Eviction notices that the Sacramento County Sheriff’s Office posted on the McLellan premises on Jan. 29 signaled its shutdown.

Though the site had been projected to employ 400 workers at one point, an estimated 80 had remained on Jan. 1. At peak in mid-2023, the Sacramento operation employed around 140 workers, the former managers estimated.

Rumors have spread suggesting that the company has secured $2 million in new investment to restart the line, but neither former manager said he could gauge their veracity.

Solar4America did little more in Sumter, Blevins said, than to contract initial cleanroom and industrial design and put down deposits on electrical and production equipment that the company aimed to purchase but never did.

A Solar4America employee, he said, is clearing out remaining items stored at the site.

Peng and Cheong and Solar4America attorney George Milionis could not be reached by pv magazine USA to detail the status of the two sites.

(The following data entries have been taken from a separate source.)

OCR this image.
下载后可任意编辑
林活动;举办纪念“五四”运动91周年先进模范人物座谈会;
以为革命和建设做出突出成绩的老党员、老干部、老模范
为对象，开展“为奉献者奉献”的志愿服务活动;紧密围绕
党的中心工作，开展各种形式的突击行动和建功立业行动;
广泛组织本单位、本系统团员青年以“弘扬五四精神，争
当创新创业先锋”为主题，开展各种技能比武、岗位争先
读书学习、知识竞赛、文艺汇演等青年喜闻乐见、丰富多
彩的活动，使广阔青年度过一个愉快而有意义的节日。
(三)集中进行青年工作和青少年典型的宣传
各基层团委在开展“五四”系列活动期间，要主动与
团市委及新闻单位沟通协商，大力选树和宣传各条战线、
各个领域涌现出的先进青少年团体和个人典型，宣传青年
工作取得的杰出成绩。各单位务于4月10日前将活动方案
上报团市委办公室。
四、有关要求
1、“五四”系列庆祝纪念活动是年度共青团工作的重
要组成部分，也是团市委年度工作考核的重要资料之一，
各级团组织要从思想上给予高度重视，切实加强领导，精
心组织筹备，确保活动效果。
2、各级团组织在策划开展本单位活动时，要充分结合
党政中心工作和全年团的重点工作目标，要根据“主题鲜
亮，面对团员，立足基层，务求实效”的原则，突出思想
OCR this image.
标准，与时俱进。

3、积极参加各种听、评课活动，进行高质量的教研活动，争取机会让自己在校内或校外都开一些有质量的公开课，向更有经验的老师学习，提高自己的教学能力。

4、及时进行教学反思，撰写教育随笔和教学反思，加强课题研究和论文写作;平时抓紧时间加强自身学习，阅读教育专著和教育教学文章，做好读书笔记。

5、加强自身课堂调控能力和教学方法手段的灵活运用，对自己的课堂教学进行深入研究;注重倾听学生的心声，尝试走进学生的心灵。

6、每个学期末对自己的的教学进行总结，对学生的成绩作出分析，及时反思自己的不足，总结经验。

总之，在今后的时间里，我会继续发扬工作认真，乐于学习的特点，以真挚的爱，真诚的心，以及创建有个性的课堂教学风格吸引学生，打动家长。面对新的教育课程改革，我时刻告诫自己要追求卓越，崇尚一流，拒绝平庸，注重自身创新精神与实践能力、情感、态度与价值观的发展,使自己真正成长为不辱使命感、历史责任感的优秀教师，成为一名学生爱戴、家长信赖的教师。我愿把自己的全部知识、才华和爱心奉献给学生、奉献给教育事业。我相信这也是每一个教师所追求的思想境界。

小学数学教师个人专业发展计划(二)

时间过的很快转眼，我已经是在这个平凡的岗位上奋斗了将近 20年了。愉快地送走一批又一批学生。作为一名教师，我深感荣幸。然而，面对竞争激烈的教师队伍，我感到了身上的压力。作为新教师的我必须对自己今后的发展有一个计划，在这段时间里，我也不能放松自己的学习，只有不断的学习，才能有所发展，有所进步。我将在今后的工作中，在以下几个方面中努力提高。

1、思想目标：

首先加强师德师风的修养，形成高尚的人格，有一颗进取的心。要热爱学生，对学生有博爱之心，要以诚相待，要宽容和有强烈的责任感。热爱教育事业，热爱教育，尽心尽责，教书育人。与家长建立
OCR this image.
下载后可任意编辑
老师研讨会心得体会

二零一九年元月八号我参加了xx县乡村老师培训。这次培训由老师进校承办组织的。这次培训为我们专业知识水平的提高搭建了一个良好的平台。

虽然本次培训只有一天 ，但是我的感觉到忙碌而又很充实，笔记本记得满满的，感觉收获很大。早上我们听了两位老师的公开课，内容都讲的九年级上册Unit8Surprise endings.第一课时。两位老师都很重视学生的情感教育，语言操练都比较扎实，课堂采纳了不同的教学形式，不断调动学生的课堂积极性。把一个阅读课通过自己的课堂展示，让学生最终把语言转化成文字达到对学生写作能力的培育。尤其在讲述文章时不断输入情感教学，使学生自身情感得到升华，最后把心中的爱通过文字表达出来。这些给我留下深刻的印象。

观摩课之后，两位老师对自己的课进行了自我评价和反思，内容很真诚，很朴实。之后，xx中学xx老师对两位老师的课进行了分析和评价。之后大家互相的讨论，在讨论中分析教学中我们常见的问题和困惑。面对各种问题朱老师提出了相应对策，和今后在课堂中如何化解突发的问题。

Without their insights, it’s hard to say which combination of market pricing, policy and trade volatility, commercial litigation or business missteps might seized the burgeoning Solar4America empire.

The former managers believe the company now faces litigation on various fronts.

Though many employees from the better days had trickled out of the company during increasingly interrupted production schedules, Blevins said, some of those who stayed and were furloughed are looking for ways to collect outstanding sums from Solar4America.

“A lot of employees are still owed pay and expenses,” said Blevins, who said he is among them.

Feuerherdt said he is doing what he can to help customers to whom he sold panels but who have said they did not receive any.

Along one avenue, he has tried to arrange for customers to buy modules from Auxin Solar in San Jose, Calif., under a mechanism that would enable them to share in the manufacturer’s receipts of domestic-production incentives to defray the cost of buying a second time, Feuerherdt said.

“I want to make sure they get their modules,” he said.